14 décembre 2016

Président, remettez-nous ça

Par Jean-Pierre Brun

Les sautes du vent de l’histoire ont souvent des effets inattendus. Celui, par exemple, qui permet au septuagénaire de se replonger dans quelque atlas de sa scolarité pour y retrouver les taches roses des colonies de naguère et se remémorer leurs appellations d’alors…

En effet les troupes françaises foulent de nouveau ces territoires oubliés, d’un pas qui n’a plus rien de conquérant. Mais au fait, pour qui crapahutent-elles ? Pour la France ? J’entends déjà certains qui toussent. Pour la Françafrique ? Foccart n’est plus là pour vous répondre. Pour une Europe qui leur refile les clés du bulldozer pour tenter d’endiguer le flot dévastateur de l’islamisme qui la menace ? Trop heureux de vous rendre ce service.

C’est ainsi qu’une violente rafale d’harmattan vous abandonne soudain sur les rives de l’Oubangui qui charrie de nouveau, toutes les misères du peuple.

« Oubangui Chari ! » : avouez que cela avait une autre gueule que « République Centrafricaine » qui pue à cent lieues son caractère « bananier » ! Pouah ! Quelle horreur !

Mais le vent mauvais ne vous laisse aucun répit. Et de refaire votre paquetage avant de vous laisser entraîner vers la boucle du Niger et le Soudan français… « Mali », voulais-je dire et je vous prie d’excuser cet anachronisme. Honni soit qui Mali panse (sans doute ses blessures d’une décolonisation inepte quant aux prétendues frontières de cet état croupion).

Les « aqmis » de nos amis sont nos ennemis. Mais au fait c’est quoi ces djihadistes ? De véritables pirates du désert, des marchands d’esclaves qui sillonnent les mers de sable comme les raïs naviguaient naguère sur la Méditerranée ? Certes les vaisseaux du désert n’ont jamais été les chébecs de la Régence ottomane.
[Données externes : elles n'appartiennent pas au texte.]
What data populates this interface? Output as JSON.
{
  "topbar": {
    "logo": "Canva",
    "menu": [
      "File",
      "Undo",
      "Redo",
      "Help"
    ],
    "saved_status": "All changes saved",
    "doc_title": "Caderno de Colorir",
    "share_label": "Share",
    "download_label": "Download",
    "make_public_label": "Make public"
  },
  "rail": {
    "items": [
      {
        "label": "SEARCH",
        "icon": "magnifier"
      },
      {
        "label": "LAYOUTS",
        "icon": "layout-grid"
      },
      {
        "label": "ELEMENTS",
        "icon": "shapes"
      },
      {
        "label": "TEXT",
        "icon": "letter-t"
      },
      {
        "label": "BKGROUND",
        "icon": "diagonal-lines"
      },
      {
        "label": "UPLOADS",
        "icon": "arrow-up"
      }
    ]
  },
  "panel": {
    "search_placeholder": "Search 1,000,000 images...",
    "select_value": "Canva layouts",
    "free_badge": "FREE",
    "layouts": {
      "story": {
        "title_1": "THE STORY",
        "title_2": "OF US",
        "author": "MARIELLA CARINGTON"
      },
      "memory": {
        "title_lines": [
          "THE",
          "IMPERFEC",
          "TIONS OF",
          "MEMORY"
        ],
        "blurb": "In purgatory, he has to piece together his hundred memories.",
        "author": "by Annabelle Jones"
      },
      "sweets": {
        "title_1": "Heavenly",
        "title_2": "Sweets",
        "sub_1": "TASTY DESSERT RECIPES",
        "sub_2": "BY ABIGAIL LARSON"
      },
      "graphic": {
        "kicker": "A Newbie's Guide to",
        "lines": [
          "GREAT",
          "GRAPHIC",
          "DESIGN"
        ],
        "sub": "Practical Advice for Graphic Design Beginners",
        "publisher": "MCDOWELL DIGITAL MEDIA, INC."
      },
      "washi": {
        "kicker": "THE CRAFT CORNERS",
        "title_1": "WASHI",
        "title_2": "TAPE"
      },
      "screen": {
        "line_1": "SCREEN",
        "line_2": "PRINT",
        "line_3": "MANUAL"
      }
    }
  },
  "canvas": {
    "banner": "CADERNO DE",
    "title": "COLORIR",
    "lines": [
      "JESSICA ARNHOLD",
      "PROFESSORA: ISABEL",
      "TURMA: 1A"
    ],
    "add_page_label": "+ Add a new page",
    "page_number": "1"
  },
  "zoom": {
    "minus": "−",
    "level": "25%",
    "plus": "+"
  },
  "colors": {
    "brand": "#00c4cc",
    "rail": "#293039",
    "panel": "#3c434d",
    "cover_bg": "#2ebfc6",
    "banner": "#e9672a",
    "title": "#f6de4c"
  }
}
Les « pick-up » et autres 4X4 ont avantageusement remplacé les dromadaires.

Et nous voilà embarqués sur un esquif de fortune qui nous permet de traverser les guerres tribales. Il est vrai que les hostilités entre ethnies ou tribus évoquent bien des choses notamment pour ceux qui ont connu la fin de l’Algérie française et n’ont pas totalement coupé avec la nouvelle El Djezaïr. Le FLN ne cultive-t-il pas cette fâcheuse réputation pyrotechnique d’être un allumeur de vrai berbère ? Toujours Kabyle, mon frère ? Chaouia peut-être ? Mozabite ? Non… Touareg alors ? Mais oui, mais c’est bien sûr ! Au nom du djihad, on peut justifier n’importe quoi. Séleka de le dire !

Doit-on pour autant leur abandonner les pauvres gens qu’ils prennent en otage ? Que sont devenus les mercédaires (1) qui rachetaient les Chrétiens prisonniers des Barbaresques ? Il est sûr qu’aujourd’hui les rançons transitent par les ambassades. Pour autant, faut-il laisser faire ?

Un très mondain ministre humanitaire n’a-t-il pas promu le concept d’ingérence pour mettre fin à de telles pratiques ou pour renverser les pouvoirs politiques qui terrorisent et affament leurs populations ? Du devoir moral d’ingérence au droit du même nom, il n’y a qu’un pas que nos vaillantes troupes d’infanterie de marine et de légion sont invitées à franchir gaillardement pour débarquer Dieu sait où. Sidi Ferruch ? C’est encore loin ?

Bamako est calme, mais ça bouge à Gao. Allez, les gars on y va… Bon, maintenant c’est Tombouctou ! Ouvrez le ban ! Fermez les talibans. Et je t’investis les Iforas comme nos anciens avaient pris les Zibans. Quelle histoire !

Pendant ce temps, à Paris, de doctes commissions rendent leurs conclusions. Elles portent sur les avantages et inconvénients respectifs d’une intégration à réaction et d’une assimilation à culbuteur intégré. Le bon Saint Pierre en voit deux qui se marrent au fond du Paradis : Jacques Soustelle et Germaine Tillion que Mongénéral avait envoyés au coin pour l’incongruité de leurs propos sur le même thème. Ils menaçaient la conception même, et donc la naissance d’une Algérie réellement « indépendante et démocratique ». Vous vous souvenez : l’huile et le vinaigre qui ne peuvent se mélanger définitivement.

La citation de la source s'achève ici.